Даже не глядя на Сэма, она знала, где он сидит. Знала, как выглядят его широкие плечи в дорогом костюме и русые волосы, которые золотил падавший сверху свет. Когда она проскользнула в зал, ей даже не нужно было осматриваться, чтобы узнать, что Леклер сидит в четвертом ряду у прохода.
Она просто чувствовала.
Как тянущую боль, что давит на виски. Такую боль не нужно видеть, чтобы знать, что она есть. Но, в отличие от головной боли, не было никакой таблетки, которую Отэм могла бы принять, чтобы заставить Сэма Леклера исчезнуть.
Она постучала пальцем по папке, которую держала в руке. Конечно, Отэм знала, что Сэм будет здесь. Она удостоверилась, что приглашение было послано вовремя, и проследила за тем, чтобы получить ответ. Вместе с невестой она изучила размещение гостей на банкете и усадила Сэма с тремя другими одинокими хоккеистами и большегрудыми девушками из «Плейбоя» за седьмой стол.
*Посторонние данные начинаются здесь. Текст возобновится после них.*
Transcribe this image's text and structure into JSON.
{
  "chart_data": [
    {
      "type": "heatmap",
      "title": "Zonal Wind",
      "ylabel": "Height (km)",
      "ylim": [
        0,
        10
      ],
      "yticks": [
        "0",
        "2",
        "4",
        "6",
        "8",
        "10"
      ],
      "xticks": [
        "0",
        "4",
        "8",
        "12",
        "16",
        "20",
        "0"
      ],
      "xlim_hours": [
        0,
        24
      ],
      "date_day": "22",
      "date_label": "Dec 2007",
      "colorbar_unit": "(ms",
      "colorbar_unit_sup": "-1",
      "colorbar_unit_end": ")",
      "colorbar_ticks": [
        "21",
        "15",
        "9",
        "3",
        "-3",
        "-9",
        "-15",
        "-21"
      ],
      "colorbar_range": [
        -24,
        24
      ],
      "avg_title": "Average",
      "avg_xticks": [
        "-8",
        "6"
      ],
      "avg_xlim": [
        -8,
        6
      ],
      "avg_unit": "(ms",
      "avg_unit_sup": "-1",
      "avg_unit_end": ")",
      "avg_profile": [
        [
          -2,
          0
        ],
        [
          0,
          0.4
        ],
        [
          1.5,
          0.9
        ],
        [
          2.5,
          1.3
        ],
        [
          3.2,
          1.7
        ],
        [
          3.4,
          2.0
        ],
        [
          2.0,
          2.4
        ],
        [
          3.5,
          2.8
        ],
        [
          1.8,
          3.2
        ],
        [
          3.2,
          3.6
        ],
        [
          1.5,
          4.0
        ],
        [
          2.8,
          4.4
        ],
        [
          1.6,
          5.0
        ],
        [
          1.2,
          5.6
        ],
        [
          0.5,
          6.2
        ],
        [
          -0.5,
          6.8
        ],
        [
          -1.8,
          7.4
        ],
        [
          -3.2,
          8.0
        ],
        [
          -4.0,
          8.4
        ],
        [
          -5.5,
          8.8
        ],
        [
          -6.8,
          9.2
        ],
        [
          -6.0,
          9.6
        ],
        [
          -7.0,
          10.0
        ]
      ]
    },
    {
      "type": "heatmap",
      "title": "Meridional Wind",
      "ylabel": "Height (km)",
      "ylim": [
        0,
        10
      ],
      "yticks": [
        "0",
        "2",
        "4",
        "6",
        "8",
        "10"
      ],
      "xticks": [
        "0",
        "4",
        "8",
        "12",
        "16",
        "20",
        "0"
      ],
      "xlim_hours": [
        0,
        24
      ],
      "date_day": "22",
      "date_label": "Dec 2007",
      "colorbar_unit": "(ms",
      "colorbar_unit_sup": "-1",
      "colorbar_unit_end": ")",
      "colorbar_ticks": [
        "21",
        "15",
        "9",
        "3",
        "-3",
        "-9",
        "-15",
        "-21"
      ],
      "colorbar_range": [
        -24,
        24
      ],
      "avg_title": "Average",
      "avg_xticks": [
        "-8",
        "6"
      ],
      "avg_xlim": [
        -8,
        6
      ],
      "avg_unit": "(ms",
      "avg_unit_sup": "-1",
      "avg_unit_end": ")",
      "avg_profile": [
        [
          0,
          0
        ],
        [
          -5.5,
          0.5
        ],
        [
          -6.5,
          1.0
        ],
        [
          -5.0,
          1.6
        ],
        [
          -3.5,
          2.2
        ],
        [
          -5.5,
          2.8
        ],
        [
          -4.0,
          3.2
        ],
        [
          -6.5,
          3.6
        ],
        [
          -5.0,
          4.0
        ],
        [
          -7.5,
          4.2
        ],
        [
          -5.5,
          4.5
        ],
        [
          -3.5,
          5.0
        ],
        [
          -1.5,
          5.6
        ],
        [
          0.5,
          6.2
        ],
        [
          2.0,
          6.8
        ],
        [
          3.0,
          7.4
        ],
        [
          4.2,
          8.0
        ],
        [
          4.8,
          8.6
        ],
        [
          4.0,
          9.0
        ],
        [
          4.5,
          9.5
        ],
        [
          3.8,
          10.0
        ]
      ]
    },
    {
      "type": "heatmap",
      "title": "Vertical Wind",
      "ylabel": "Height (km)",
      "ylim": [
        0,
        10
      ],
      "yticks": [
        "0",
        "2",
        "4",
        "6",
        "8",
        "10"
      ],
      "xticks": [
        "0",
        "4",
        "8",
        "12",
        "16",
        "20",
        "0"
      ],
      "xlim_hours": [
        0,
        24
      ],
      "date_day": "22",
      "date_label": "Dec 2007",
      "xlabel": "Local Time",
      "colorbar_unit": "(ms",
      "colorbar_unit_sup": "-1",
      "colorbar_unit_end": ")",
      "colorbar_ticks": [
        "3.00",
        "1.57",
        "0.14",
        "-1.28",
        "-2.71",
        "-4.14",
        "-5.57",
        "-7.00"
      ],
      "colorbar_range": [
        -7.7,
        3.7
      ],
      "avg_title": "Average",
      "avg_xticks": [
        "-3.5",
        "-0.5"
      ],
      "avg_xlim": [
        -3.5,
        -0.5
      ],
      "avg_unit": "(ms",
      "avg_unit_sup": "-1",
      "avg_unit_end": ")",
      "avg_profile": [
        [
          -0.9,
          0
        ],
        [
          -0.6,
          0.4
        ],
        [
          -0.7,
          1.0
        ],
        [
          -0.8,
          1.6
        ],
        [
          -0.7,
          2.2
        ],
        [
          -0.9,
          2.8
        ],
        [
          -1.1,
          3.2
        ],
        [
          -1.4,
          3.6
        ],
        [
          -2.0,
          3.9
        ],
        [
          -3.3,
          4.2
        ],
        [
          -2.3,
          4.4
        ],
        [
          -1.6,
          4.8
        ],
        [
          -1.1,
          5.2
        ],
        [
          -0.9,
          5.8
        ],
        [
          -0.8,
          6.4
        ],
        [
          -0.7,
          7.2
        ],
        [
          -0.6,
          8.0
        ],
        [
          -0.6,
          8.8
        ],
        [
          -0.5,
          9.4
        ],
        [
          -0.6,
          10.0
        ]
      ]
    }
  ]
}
Отэм прикусила нижнюю губу. Сэм, без сомнения, будет доволен. Наушник запикал, и она приглушила громкость, пока Тай с Фейт произносили традиционные клятвы.
Церемония была короткой и милой, и когда жених потянулся к невесте, Отэм застыла в ожидании. Даже после всех тех свадеб, что она организовала за последние несколько лет, даже в тех случаях, когда знала, что брак распадется, она ждала. Отэм не была самой романтичной женщиной на планете. И все же ждала этого легкого движения. Этого почти неуловимого мгновения прямо перед тем, как поцелуй соединит мужчину и его жену на всю жизнь.
Губы Тая и Фейт встретились, и сердце Отэм сжалось от легкого укола. Она любила это. Несмотря на статистику, несмотря на боль, которую ей причинил собственный развод, несмотря на циничный голос у нее в голове, она любила такое «...и жили они долго и счастливо».
Все еще.
На короткое мгновение ее взгляд остановился на светлых волосах Сэма. Виски сжало еще чуть-чуть, в правый глаз будто воткнули кинжал, и Отэм вышла из зала. Много лет она ненавидела бывшего мужа, ненавидела с неослабевающей силой. Но подобного рода всепоглощающая ненависть забирала слишком много сил и эмоций. После их последней ссоры Отэм решила, во имя их сына и своего рассудка, освободиться от гнева. Освободиться от ненависти.
Что также означало освобождение от ее любимой фантазии. Той, которая включала ее ногу и яйца Леклера, за которыми последует апперкот в его красивую челюсть.
Отэм никогда не желала смерти Сэма, даже длительного увечья. Ничего, что включало бы в себя наезд на него паровым катком или полуприцепом «Питербилт».
Нет, ничего настолько жестокого. Коннеру нужен отец, неважно, насколько тот плох. Да и если не считать фантазию «ногой-по-яйцам», Отэм просто не была жестоким человеком.
Отпустить ненависть оказалось нелегко. Особенно когда Сэм строил с Коннером планы, а потом все отменял. Или когда была его очередь провести с сыном выходной, а папаша улетал куда-нибудь с приятелями и разбивал Коннеру сердце. Отэм пришлось хорошо потрудиться, чтобы избавиться от злости, и она очень преуспела в искоренении всяких чувств, но, опять же, она не видела Сэма двадцать месяцев, две недели и три дня. Не находилась рядом с ним.